Looney and the government then stipulated that Chappell’s testimony would have been that he told Looney: (1) to file amended tax returns for 1995 and 1996; (2) to file a tax return for 1997; (3) to include in those returns the income in the UBTO, which previously was unreported income received from Starlight; and (4) to wait to file tax returns for 1998 through 2002 until Looney received a status determination letter from the IRS. The parties also stipulated that Chappell told Looney that his previously held belief that the trust was not taxable “would not hold up in court.” The stipulations were published to the jury.

*853 Looney also indicated that he intended to call Fuselier, who, in 2003, prepared Looney’s amended 1995 and 1996 and original 1997 tax returns. Looney indicated that Fuselier would explain the figures. The district court stated that it would exclude Fuselier’s testimony because it was irrelevant to Looney’s state of mind in 1995 and 1996.

Finally, Looney stated that he intended to call his friend, Simmons, to testify about Looney’s meetings with the IRS and what Simmons told Looney about UBTOs. The district court stated that it was concerned that Simmons’s testimony would confuse the jury, determining that it only would allow Simmons to testify: (1) about conversations that he was present for; and (2) that he advised Looney about UBTOs and sold the trust to Looney.

C. Looney’s Waiver of Blakely 1 Rights

Before the jury instructions were finalized, Looney requested that the district court require the jury to make a finding of the amount of his tax liability for purposes of applying the Sentencing Guidelines.

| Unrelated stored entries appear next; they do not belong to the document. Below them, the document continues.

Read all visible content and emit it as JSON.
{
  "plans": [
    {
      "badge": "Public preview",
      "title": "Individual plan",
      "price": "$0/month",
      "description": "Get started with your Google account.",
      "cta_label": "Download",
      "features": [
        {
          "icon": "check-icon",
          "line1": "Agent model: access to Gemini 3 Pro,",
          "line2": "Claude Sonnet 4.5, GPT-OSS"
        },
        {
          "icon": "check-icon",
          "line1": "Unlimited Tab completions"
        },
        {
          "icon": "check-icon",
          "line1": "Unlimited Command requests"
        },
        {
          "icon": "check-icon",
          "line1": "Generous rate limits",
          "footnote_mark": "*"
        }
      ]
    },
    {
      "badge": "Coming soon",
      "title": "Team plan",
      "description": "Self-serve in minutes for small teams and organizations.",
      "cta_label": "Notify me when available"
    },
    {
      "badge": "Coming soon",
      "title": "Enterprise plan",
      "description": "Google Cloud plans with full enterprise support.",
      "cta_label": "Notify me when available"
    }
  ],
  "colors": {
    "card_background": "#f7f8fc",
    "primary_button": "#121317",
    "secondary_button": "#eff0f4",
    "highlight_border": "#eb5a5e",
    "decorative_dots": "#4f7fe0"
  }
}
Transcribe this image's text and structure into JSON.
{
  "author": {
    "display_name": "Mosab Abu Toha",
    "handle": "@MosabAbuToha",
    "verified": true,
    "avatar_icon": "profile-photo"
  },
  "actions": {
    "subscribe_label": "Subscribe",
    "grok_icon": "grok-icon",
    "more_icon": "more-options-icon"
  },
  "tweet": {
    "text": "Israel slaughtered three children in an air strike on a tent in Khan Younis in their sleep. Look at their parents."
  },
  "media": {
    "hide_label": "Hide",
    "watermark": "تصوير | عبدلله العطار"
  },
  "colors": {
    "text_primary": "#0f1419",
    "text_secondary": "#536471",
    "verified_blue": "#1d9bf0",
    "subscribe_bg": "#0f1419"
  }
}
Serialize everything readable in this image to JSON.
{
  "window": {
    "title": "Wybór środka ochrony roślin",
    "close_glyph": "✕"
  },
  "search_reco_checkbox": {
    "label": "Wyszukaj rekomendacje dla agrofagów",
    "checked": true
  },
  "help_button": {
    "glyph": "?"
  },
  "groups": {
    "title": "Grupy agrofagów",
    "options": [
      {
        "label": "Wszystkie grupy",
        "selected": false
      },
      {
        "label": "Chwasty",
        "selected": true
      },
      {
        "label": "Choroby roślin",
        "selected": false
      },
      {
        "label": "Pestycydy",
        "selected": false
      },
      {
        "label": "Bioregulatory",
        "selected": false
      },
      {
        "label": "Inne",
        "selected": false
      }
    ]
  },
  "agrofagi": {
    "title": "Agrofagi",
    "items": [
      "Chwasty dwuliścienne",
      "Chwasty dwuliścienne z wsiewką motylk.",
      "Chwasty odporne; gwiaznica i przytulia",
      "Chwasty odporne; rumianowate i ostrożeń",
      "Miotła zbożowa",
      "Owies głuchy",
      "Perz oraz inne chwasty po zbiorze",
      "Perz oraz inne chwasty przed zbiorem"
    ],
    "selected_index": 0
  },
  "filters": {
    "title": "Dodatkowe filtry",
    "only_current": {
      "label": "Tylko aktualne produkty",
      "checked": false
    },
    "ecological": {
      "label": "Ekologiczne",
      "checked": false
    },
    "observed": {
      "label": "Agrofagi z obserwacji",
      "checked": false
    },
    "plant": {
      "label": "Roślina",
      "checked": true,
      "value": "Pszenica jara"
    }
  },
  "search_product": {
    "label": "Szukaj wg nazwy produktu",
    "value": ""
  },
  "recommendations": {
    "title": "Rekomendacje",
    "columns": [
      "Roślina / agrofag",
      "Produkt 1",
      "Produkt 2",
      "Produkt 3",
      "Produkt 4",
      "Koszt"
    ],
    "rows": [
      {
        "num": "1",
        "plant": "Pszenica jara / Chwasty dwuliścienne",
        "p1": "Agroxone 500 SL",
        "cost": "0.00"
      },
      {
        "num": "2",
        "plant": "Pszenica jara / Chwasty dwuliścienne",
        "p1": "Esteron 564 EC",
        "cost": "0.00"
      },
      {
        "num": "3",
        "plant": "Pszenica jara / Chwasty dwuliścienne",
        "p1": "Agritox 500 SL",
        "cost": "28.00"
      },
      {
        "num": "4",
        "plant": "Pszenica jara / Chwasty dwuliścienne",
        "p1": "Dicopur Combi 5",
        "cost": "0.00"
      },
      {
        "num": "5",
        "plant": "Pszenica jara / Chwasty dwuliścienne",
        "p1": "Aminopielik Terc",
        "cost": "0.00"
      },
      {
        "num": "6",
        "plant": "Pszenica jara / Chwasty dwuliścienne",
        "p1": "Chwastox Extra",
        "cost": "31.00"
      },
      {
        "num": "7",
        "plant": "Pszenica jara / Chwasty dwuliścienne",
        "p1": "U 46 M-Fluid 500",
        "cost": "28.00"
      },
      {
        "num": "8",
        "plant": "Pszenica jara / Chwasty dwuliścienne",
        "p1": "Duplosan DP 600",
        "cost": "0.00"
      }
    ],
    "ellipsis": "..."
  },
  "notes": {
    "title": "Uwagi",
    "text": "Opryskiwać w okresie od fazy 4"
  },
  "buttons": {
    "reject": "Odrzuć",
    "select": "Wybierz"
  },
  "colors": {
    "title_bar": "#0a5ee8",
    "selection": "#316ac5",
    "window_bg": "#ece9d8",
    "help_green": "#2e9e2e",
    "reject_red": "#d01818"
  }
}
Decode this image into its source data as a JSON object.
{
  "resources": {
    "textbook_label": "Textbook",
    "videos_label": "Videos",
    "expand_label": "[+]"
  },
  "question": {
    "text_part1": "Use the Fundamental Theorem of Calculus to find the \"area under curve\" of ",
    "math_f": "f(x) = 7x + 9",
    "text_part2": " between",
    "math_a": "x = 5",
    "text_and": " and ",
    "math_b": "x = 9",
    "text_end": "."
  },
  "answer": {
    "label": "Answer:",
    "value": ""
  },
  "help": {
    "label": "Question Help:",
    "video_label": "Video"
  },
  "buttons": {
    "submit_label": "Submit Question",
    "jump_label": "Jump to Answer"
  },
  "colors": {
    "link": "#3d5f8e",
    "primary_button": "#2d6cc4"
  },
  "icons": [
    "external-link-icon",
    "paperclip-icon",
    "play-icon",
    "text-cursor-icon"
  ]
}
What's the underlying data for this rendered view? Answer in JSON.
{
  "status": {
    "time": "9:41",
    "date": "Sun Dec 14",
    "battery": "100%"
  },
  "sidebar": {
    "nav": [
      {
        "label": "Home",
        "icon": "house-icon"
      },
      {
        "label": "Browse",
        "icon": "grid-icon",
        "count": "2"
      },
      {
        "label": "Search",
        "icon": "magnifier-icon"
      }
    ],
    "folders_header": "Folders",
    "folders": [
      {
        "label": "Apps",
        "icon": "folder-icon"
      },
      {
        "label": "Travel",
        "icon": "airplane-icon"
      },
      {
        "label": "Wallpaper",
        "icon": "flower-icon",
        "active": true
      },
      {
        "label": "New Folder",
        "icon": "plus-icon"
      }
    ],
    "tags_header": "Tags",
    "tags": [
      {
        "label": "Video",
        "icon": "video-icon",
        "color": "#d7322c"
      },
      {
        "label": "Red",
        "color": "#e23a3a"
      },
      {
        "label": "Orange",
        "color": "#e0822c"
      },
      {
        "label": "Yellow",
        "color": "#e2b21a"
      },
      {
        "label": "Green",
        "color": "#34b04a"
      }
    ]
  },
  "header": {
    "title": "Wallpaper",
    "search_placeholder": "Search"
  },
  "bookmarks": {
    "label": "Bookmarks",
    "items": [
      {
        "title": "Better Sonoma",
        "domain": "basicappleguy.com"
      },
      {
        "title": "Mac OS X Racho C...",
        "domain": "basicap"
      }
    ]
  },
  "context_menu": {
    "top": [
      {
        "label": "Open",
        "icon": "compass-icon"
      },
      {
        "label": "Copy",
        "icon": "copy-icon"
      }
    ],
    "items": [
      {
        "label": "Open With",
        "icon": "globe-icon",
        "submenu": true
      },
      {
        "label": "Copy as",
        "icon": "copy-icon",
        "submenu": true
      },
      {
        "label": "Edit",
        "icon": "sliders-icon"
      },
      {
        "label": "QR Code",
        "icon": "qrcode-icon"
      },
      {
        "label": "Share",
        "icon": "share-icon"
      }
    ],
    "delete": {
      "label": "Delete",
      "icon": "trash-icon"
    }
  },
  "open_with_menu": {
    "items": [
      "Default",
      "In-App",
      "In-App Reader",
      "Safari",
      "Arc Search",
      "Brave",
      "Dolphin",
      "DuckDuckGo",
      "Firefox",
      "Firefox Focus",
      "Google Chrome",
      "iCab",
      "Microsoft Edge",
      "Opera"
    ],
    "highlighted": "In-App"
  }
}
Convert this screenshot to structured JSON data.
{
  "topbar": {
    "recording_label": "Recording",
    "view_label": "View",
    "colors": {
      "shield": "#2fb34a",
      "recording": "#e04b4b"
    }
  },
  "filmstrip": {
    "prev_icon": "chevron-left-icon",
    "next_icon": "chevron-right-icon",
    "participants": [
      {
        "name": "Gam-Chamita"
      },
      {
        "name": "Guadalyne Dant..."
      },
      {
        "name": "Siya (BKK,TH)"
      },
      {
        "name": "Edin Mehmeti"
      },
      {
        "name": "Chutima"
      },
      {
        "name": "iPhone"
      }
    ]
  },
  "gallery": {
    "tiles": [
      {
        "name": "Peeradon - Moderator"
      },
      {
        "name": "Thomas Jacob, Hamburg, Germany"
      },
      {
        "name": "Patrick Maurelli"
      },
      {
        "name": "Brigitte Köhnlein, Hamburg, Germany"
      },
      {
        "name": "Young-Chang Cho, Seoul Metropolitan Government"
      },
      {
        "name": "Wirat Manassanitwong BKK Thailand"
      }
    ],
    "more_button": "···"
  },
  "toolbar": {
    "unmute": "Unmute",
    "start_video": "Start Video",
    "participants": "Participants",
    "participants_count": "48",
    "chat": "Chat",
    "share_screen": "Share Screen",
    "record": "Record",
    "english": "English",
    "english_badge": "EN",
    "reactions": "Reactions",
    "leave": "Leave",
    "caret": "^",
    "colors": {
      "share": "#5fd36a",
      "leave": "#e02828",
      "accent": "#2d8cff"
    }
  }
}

Subsequently, however, Looney requested that the district court make a finding of the amount of his tax liability beyond a reasonable doubt. After an off-the-record discussion, the following colloquy took place:

COURT: What did you decide Mr. Hansen [Looney’s attorney]?
HANSEN: I hate to admit this, Your Honor, but we’ll go with the Government’s position on this.
COURT: Okay. So that means we’re going to take the specific question off the verdict form asking for the amount of the tax—
HANSEN: Yes.
COURT: — liability. And the defendant stipulates to the Court making that determination at what standard, preponderance of the evidence or beyond a reasonable doubt?
HANSEN: Well, I can’t imagine why I wouldn’t want it to be beyond a reasonable doubt.
COURT: I can’t either.

After a brief recess, Hansen indicated that Looney agreed to having the district court determine beyond a reasonable doubt the amount of his tax liability, as follows:

HANSEN: Your Honor, we did consult with Mr.